I think it's just a f**king mind-game. I don't say we are psycho, but we're clearly more affected and influenced by others. How can you explain that my T came 2 days after cinema + reading stories about T on the internet (I didn't know that it did exist) ???
I always go to the cinema and first time I felt like it was loud just because all (negative) stories I did read before and after.

My friends always have a ringing after concert/nighclub but definitly not after a cinema. Moreoever their ringing disappear after 24H and they don't care about it since they know it's common for them.

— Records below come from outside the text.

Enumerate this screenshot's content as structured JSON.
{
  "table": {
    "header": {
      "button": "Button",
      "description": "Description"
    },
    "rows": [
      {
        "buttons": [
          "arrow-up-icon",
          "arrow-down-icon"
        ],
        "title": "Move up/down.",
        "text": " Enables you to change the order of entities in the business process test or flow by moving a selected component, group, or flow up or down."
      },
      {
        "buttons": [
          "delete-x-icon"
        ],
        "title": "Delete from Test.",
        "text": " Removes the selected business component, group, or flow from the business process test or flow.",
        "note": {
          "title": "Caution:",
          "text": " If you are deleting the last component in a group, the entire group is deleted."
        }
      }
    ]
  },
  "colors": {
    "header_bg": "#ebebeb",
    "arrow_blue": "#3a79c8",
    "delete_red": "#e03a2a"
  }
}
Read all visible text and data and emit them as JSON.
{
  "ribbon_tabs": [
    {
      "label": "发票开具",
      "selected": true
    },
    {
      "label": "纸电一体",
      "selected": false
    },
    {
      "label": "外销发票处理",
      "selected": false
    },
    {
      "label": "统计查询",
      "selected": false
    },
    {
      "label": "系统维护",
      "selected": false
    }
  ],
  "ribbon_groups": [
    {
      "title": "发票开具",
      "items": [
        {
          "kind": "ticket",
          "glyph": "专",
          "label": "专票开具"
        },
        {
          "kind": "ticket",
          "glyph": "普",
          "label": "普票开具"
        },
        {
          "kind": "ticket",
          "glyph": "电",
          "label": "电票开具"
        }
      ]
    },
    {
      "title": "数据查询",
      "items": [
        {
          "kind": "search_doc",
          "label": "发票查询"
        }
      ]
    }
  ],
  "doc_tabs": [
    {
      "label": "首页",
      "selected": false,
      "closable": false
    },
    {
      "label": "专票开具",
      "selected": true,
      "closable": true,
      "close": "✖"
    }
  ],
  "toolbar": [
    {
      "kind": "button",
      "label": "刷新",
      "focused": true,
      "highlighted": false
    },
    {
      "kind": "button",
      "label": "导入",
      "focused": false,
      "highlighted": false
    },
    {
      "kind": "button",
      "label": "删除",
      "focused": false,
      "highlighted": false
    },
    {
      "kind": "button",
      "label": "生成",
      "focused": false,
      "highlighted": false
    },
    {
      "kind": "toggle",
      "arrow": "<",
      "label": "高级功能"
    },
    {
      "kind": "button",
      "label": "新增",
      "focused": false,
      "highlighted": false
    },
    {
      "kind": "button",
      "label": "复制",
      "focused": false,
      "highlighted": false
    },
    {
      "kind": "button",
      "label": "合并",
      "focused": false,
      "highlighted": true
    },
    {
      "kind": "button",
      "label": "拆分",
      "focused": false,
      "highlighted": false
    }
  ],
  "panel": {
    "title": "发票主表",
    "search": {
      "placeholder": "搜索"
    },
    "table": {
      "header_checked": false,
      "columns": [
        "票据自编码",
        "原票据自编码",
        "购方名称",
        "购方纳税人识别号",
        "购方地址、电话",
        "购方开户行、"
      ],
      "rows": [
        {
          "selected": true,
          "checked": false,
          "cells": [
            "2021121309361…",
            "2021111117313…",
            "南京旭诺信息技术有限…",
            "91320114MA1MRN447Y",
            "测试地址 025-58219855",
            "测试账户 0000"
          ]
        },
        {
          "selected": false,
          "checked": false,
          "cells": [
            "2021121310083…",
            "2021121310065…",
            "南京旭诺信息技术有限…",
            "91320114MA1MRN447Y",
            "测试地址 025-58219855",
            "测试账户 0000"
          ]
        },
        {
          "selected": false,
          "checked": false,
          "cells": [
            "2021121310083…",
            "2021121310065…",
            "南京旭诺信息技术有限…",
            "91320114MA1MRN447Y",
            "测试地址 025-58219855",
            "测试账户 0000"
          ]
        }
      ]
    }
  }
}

Maybe you and I just did increase the natural ringing that every human hear in silence ? I don't even know man so weird :(
 
@NatureHiker Keep preaching the good news that tinnitus can heal. There are far too many people that lurk on this site who read, and read, and re-read success stories to gain some peace of mind that others have gone through the misery and survived on the other end. There are those who are sentenced to life without parole with this terrible noise and are prone to having a bad day here and there. For the few averse replies you receive, there are probably 100's of people not registered on this site who have read your post. Thank you for writing and thank you for being detailed. I've noticed my T has lowered in volume since it's been cycling more frequently. Because of your account and reply to me, I have a stronger belief that I'm on the path to silence. In the beginning stages of T, people need success stories to grasp onto. Then as time goes on, improvement and habituation happen gradually for most people.